As anticipated, the purpose estimates and the estimates of the VCE are primarily the identical.

Carried out and undone

I confirmed the right way to trick optimize() into performing the Gauss–Newton algorithm and the right way to compute an estimator of the VCE primarily based on appropriate specification and independently and identically distributed errors. Within the subsequent publish, I focus on ado-commands that implement these estimators.

References

Cameron, A. C., and P. Ok. Trivedi. 2005. Microeconometrics: Strategies and Functions. Cambridge: Cambridge College Press.

Wooldridge, J. M. 2010. Econometric Evaluation of Cross Part and Panel Knowledge. 2nd ed.
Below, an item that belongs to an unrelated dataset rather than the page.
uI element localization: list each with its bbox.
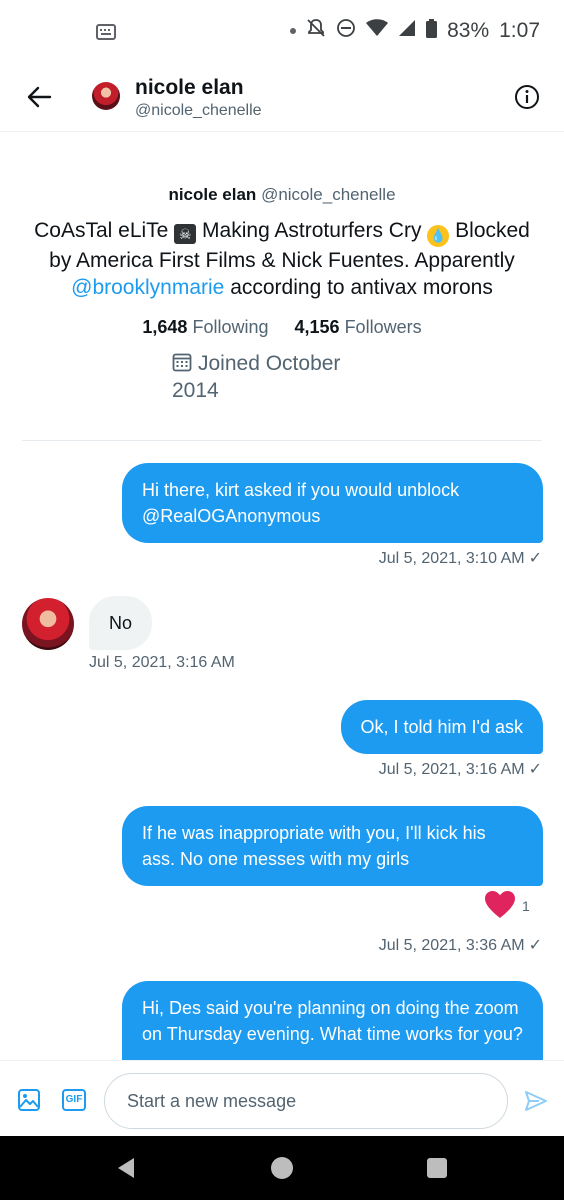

Cambridge, Massachusetts: MIT Press.

Programming an estimation command in Stata: Nonlinear least-squares estimators

Related Articles

Cockapoos, doodles, and different crossbreeds have behavioral issues, too

Two-Stage Hurdle Fashions: Predicting Zero-Inflated Outcomes

Techno-nationalism complicates IT resilience, provide chain

Latest Articles

Cockapoos, doodles, and different crossbreeds have behavioral issues, too

Two-Stage Hurdle Fashions: Predicting Zero-Inflated Outcomes

Techno-nationalism complicates IT resilience, provide chain

The Obtain: The Pentagon’s new AI plans, and next-gen nuclear reactors

Finest MacBook 2026: Which Apple laptop computer must you purchase?